What happens when foreign funding runs out?
Nazmeera Moola, Economist and Strategist at Investec Asset Management, said she is worried about weak growth.
“I’m now expecting growth to be under a percent,” she said. “The only reason we have growth at all is because of strong commodity prices and a strong agricultural harvest.”
If, Moola said, growth was dependent on local factors alone, we’d be in recession. Weaker growth will result in lower tax collections. Government then needs to borrow more, which eventually results in higher borrowing costs.
At the same time, she said, state-owned entities (SOEs) are not currently able to borrow in the local bond market – another worrying sign. As an example, she cites recent bond auctions by TransNet, which raised R10 to R25 million, whereas prior to the cabinet reshuffle, they might have raised R250 million.

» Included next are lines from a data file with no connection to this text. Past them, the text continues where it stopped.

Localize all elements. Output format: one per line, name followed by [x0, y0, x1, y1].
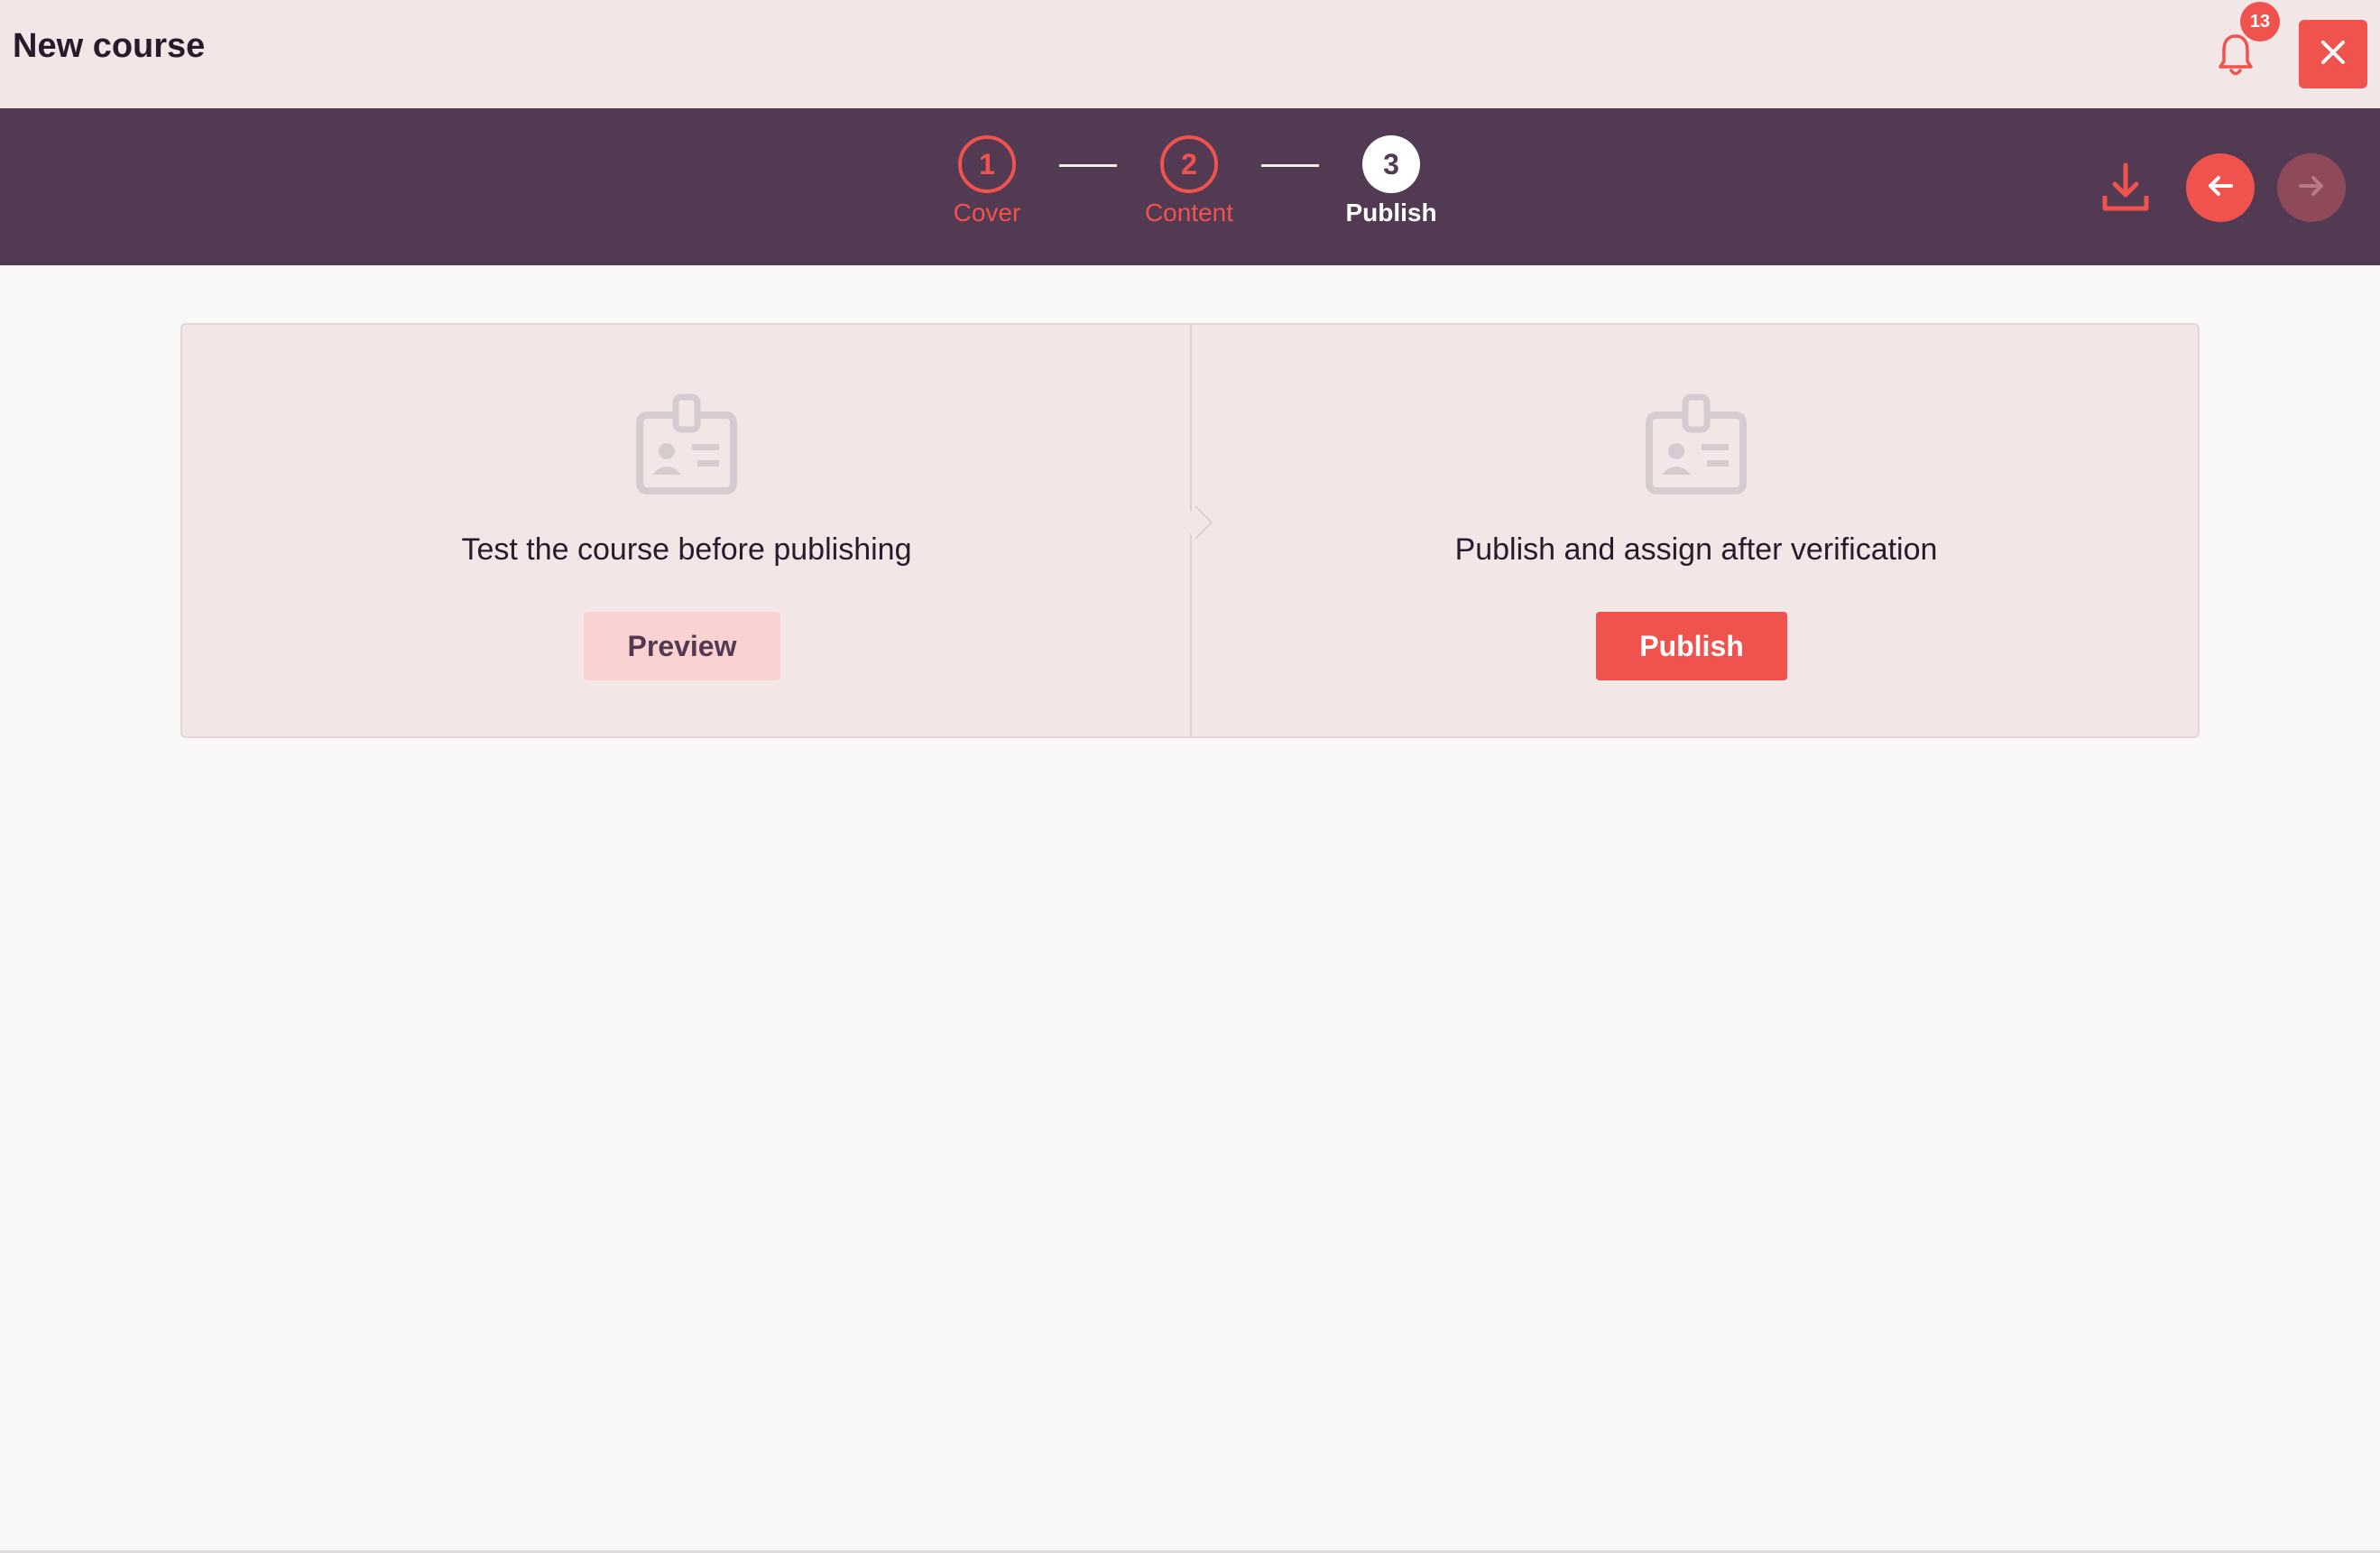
download-icon: [2098, 162, 2154, 219]
top-bar: New course 13: [0, 0, 2380, 108]
step-number: 3: [1362, 135, 1420, 193]
step-content[interactable]: 2 Content: [1117, 135, 1261, 227]
step-cover[interactable]: 1 Cover: [915, 135, 1059, 227]
download-button[interactable]: [2098, 160, 2154, 216]
id-badge-icon: [1642, 392, 1750, 500]
test-course-caption: Test the course before publishing: [461, 532, 912, 567]
step-connector: [1261, 164, 1319, 167]
publish-course-caption: Publish and assign after verification: [1454, 532, 1938, 567]
bell-icon: [2210, 34, 2261, 85]
step-publish[interactable]: 3 Publish: [1319, 135, 1463, 227]
publish-course-card: Publish and assign after verification Pu…: [1192, 325, 2200, 736]
step-number: 2: [1160, 135, 1218, 193]
page-title: New course: [13, 27, 206, 65]
test-course-card: Test the course before publishing Previe…: [182, 325, 1191, 736]
previous-step-button[interactable]: [2186, 153, 2255, 222]
close-icon: [2318, 37, 2348, 72]
id-badge-icon: [632, 392, 741, 500]
step-connector: [1059, 164, 1117, 167]
arrow-right-icon: [2295, 170, 2328, 207]
step-label: Content: [1144, 199, 1234, 226]
close-button[interactable]: [2299, 20, 2367, 88]
step-number: 1: [958, 135, 1016, 193]
next-step-button[interactable]: [2277, 153, 2346, 222]
publish-button[interactable]: Publish: [1596, 612, 1787, 680]
preview-button[interactable]: Preview: [584, 612, 780, 680]
publish-options-panel: Test the course before publishing Previe…: [180, 323, 2200, 738]
step-bar: 1 Cover 2 Content 3 Publish: [0, 108, 2380, 265]
arrow-left-icon: [2204, 170, 2237, 207]
step-label: Publish: [1345, 199, 1437, 226]
notification-count-badge: 13: [2240, 2, 2280, 42]
step-label: Cover: [953, 199, 1021, 226]
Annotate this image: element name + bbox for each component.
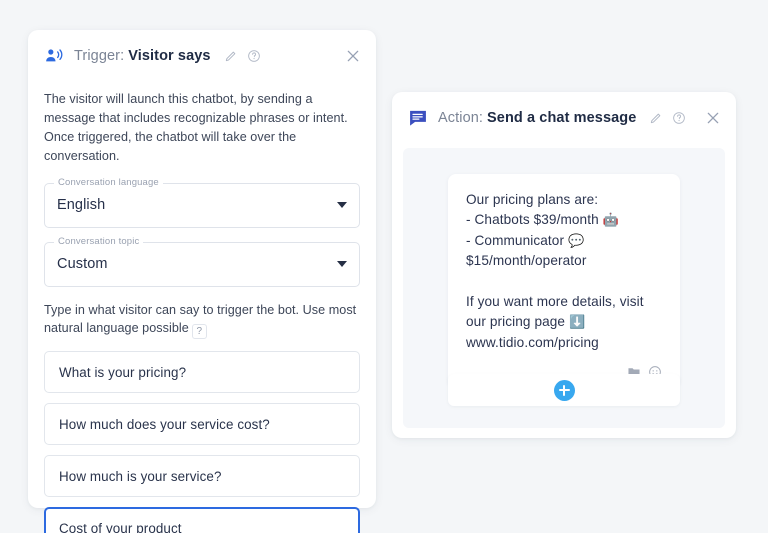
conversation-topic-select[interactable]: Custom Conversation topic xyxy=(44,242,360,287)
trigger-header-title: Visitor says xyxy=(128,48,210,64)
action-help-button[interactable] xyxy=(672,111,686,125)
chevron-down-icon xyxy=(337,202,347,208)
msg-line-1: Our pricing plans are: xyxy=(466,192,598,207)
phrases-hint: Type in what visitor can say to trigger … xyxy=(44,301,360,340)
conversation-language-label: Conversation language xyxy=(54,177,163,188)
trigger-panel: Trigger: Visitor says Th xyxy=(28,30,376,508)
close-icon xyxy=(345,48,361,64)
phrase-input-3-value: How much is your service? xyxy=(59,469,222,484)
trigger-help-button[interactable] xyxy=(247,49,261,63)
trigger-body: The visitor will launch this chatbot, by… xyxy=(28,90,376,533)
msg-line-6: If you want more details, visit xyxy=(466,294,644,309)
speaking-person-icon xyxy=(44,46,64,66)
canvas: Trigger: Visitor says Th xyxy=(0,0,768,533)
msg-line-2: - Chatbots $39/month xyxy=(466,212,603,227)
chat-message-text: Our pricing plans are: - Chatbots $39/mon… xyxy=(466,190,662,353)
phrases-hint-help-badge[interactable]: ? xyxy=(192,324,207,339)
action-edit-button[interactable] xyxy=(649,111,663,125)
robot-emoji-icon: 🤖 xyxy=(603,212,619,227)
question-circle-icon xyxy=(672,111,686,125)
action-close-button[interactable] xyxy=(704,109,722,127)
msg-line-3: - Communicator xyxy=(466,233,568,248)
trigger-description: The visitor will launch this chatbot, by… xyxy=(44,90,360,167)
phrase-input-2[interactable]: How much does your service cost? xyxy=(44,403,360,445)
speech-balloon-emoji-icon: 💬 xyxy=(568,233,584,248)
trigger-edit-button[interactable] xyxy=(224,49,238,63)
down-arrow-emoji-icon: ⬇️ xyxy=(569,314,585,329)
question-circle-icon xyxy=(247,49,261,63)
action-canvas: Our pricing plans are: - Chatbots $39/mon… xyxy=(403,148,725,428)
conversation-language-select[interactable]: English Conversation language xyxy=(44,183,360,228)
plus-icon[interactable] xyxy=(554,380,575,401)
phrase-input-3[interactable]: How much is your service? xyxy=(44,455,360,497)
trigger-close-button[interactable] xyxy=(344,47,362,65)
add-message-bar[interactable] xyxy=(448,374,680,406)
pencil-icon xyxy=(649,111,663,125)
chat-message-bubble[interactable]: Our pricing plans are: - Chatbots $39/mon… xyxy=(448,174,680,387)
phrase-input-1-value: What is your pricing? xyxy=(59,365,186,380)
chevron-down-icon xyxy=(337,261,347,267)
phrase-input-2-value: How much does your service cost? xyxy=(59,417,270,432)
pencil-icon xyxy=(224,49,238,63)
phrase-input-4[interactable]: Cost of your product xyxy=(44,507,360,533)
conversation-topic-label: Conversation topic xyxy=(54,236,143,247)
conversation-topic-value: Custom xyxy=(57,256,108,272)
phrase-input-1[interactable]: What is your pricing? xyxy=(44,351,360,393)
close-icon xyxy=(705,110,721,126)
trigger-header: Trigger: Visitor says xyxy=(28,30,376,82)
action-panel: Action: Send a chat message xyxy=(392,92,736,438)
conversation-language-value: English xyxy=(57,197,105,213)
chat-message-icon xyxy=(408,108,428,128)
action-header-title: Send a chat message xyxy=(487,110,636,126)
msg-line-8: www.tidio.com/pricing xyxy=(466,335,599,350)
msg-line-7: our pricing page xyxy=(466,314,569,329)
msg-line-4: $15/month/operator xyxy=(466,253,586,268)
phrase-input-4-value: Cost of your product xyxy=(59,521,182,533)
trigger-header-prefix: Trigger: xyxy=(74,48,124,64)
action-header-prefix: Action: xyxy=(438,110,483,126)
action-header: Action: Send a chat message xyxy=(392,92,736,144)
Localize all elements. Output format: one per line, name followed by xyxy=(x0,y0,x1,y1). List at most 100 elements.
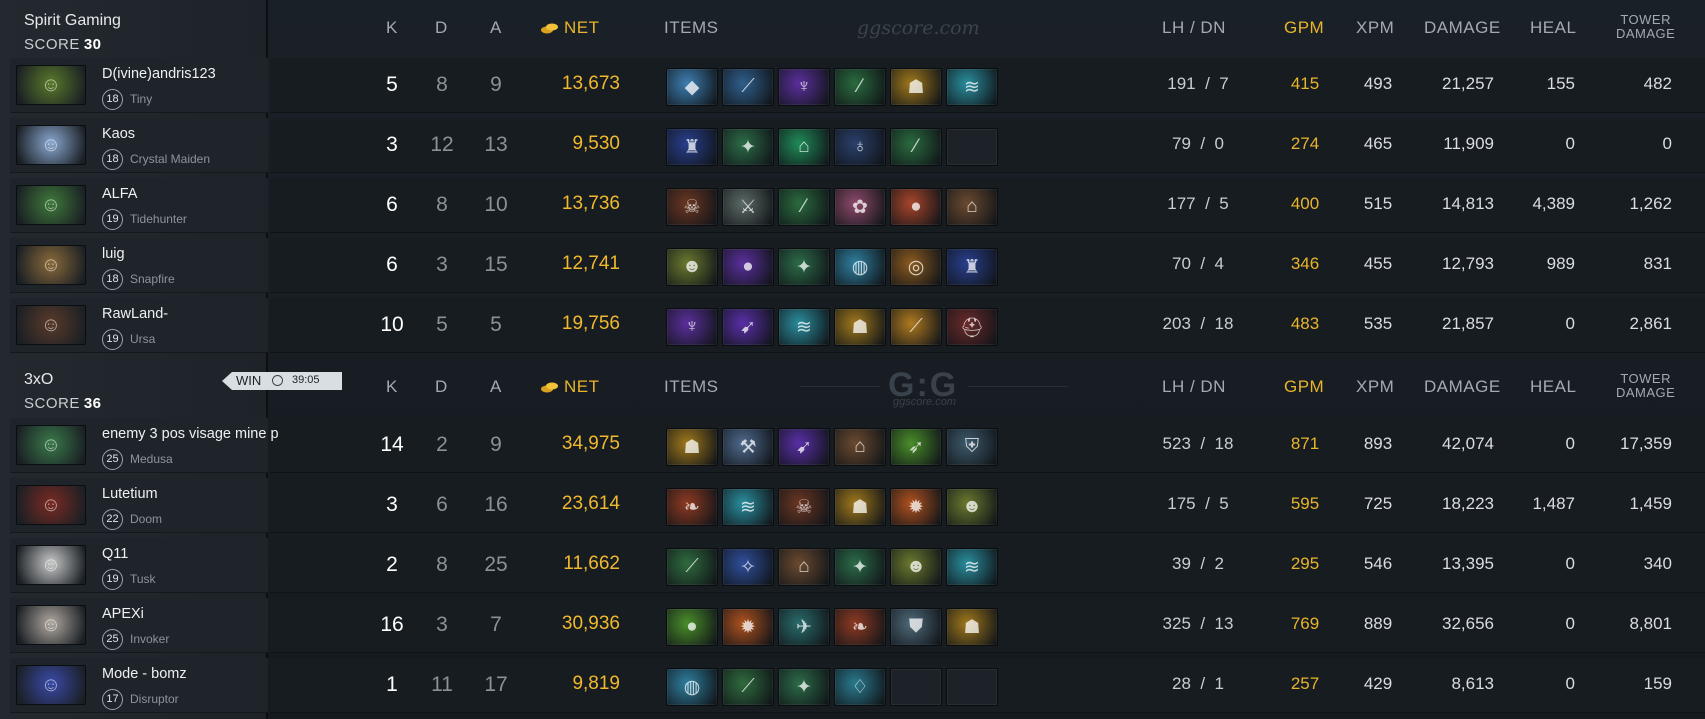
column-header-lh-dn[interactable]: LH / DN xyxy=(1162,18,1226,38)
mask-icon[interactable]: ☗ xyxy=(834,308,886,346)
bottle-icon[interactable]: ♢ xyxy=(834,668,886,706)
player-card[interactable]: ☺ Q11 19 Tusk xyxy=(10,538,268,593)
wand-icon[interactable]: ⁄ xyxy=(778,188,830,226)
helm-icon[interactable]: ☠ xyxy=(778,488,830,526)
lotus-icon[interactable]: ✿ xyxy=(834,188,886,226)
column-header-gpm[interactable]: GPM xyxy=(1284,18,1324,38)
drum-icon[interactable]: ◍ xyxy=(666,668,718,706)
skull-icon[interactable]: ☻ xyxy=(946,488,998,526)
scepter-icon[interactable]: ✦ xyxy=(778,248,830,286)
mask-icon[interactable]: ☗ xyxy=(834,488,886,526)
player-name[interactable]: RawLand- xyxy=(102,306,297,322)
orb-icon[interactable]: ● xyxy=(890,188,942,226)
mask-icon[interactable]: ☗ xyxy=(946,608,998,646)
mask-icon[interactable]: ☗ xyxy=(890,68,942,106)
blade-icon[interactable]: ≋ xyxy=(778,308,830,346)
horn-icon[interactable]: ❧ xyxy=(834,608,886,646)
player-name[interactable]: enemy 3 pos visage mine p xyxy=(102,426,297,442)
player-card[interactable]: ☺ luig 18 Snapfire xyxy=(10,238,268,293)
helm-icon[interactable]: ☠ xyxy=(666,188,718,226)
column-header-lh-dn[interactable]: LH / DN xyxy=(1162,377,1226,397)
player-name[interactable]: Mode - bomz xyxy=(102,666,297,682)
player-name[interactable]: luig xyxy=(102,246,297,262)
column-header-assists[interactable]: A xyxy=(490,18,502,38)
scepter-icon[interactable]: ✦ xyxy=(834,548,886,586)
player-name[interactable]: Kaos xyxy=(102,126,297,142)
empty-slot-icon[interactable] xyxy=(890,668,942,706)
helmet-icon[interactable]: ⛑ xyxy=(946,308,998,346)
armor-icon[interactable]: ⛊ xyxy=(890,608,942,646)
boots-icon[interactable]: ⌂ xyxy=(946,188,998,226)
wand-icon[interactable]: ⁄ xyxy=(890,128,942,166)
flame-icon[interactable]: ✹ xyxy=(722,608,774,646)
boots-icon[interactable]: ⌂ xyxy=(834,428,886,466)
cape-icon[interactable]: ♜ xyxy=(666,128,718,166)
column-header-damage[interactable]: DAMAGE xyxy=(1424,18,1501,38)
boots-icon[interactable]: ⌂ xyxy=(778,548,830,586)
wand-icon[interactable]: ⁄ xyxy=(834,68,886,106)
skull-icon[interactable]: ☻ xyxy=(890,548,942,586)
blade-icon[interactable]: ≋ xyxy=(722,488,774,526)
scepter-icon[interactable]: ✦ xyxy=(778,668,830,706)
orb-icon[interactable]: ● xyxy=(722,248,774,286)
stick-icon[interactable]: ⟋ xyxy=(722,668,774,706)
player-card[interactable]: ☺ ALFA 19 Tidehunter xyxy=(10,178,268,233)
boots-icon[interactable]: ⌂ xyxy=(778,128,830,166)
column-header-heal[interactable]: HEAL xyxy=(1530,18,1576,38)
blade-icon[interactable]: ≋ xyxy=(946,68,998,106)
player-name[interactable]: D(ivine)andris123 xyxy=(102,66,297,82)
cloak-icon[interactable]: ♆ xyxy=(778,68,830,106)
player-name[interactable]: APEXi xyxy=(102,606,297,622)
empty-slot-icon[interactable] xyxy=(946,128,998,166)
cape-icon[interactable]: ♜ xyxy=(946,248,998,286)
scepter-icon[interactable]: ✦ xyxy=(722,128,774,166)
wing-icon[interactable]: ✈ xyxy=(778,608,830,646)
rod-icon[interactable]: ⟋ xyxy=(890,308,942,346)
dagger-icon[interactable]: ➹ xyxy=(722,308,774,346)
orb-icon[interactable]: ● xyxy=(666,608,718,646)
stone-gem-icon[interactable]: ◆ xyxy=(666,68,718,106)
column-header-damage[interactable]: DAMAGE xyxy=(1424,377,1501,397)
column-header-assists[interactable]: A xyxy=(490,377,502,397)
drum-icon[interactable]: ◍ xyxy=(834,248,886,286)
dagger-icon[interactable]: ➹ xyxy=(778,428,830,466)
sword-icon[interactable]: ⚔ xyxy=(722,188,774,226)
player-card[interactable]: ☺ Mode - bomz 17 Disruptor xyxy=(10,658,268,713)
column-header-gpm[interactable]: GPM xyxy=(1284,377,1324,397)
column-header-deaths[interactable]: D xyxy=(435,377,448,397)
glaive-icon[interactable]: ✧ xyxy=(722,548,774,586)
team-name[interactable]: Spirit Gaming xyxy=(24,12,121,30)
column-header-net[interactable]: NET xyxy=(564,18,600,38)
empty-slot-icon[interactable] xyxy=(946,668,998,706)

Private companies, on the other hand, find their auctions oversubscribed. “Foreign investors are funding the government. They don’t play in the state-owned company market much. State-owned companies are dependent on local funders. And local investors are not lending them money. That’s the risk,” she says.
An international view
Isabelle Mateos y Lago, Chief Multi-Asset Strategist at BlackRock, echoed a theme of positivity that emerged during the morning sessions of the Discovery Financial Planning Summit.
“We think today’s global market environment is one of the most positive we’ve seen since the global financial crisis,” she said. “Why is that? Well, because we’re in an environment of global reflation.”
BlackRock defines reflation as a virtuous cycle of higher economic growth, income and prices. While reflation was previously limited to the US, the rest of the world is now catching up, while the US is stabilising.
Mateos y Lago acknowledged that the world is still facing deep structural challenges, including political uncertainty, but says that by making smart investment decisions, there are good returns available. She said BlackRock believes that market consensus around growth is currently too pessimistic.
The good news, she says, is that if you’re willing to take more risk, you can get better returns. “You’re getting paid to take risk, which is an important message in today’s environment.”
In the current market environment, she noted, because basic returns are so low, it makes it even more important to take somewhat more risk than one is instinctively comfortable with.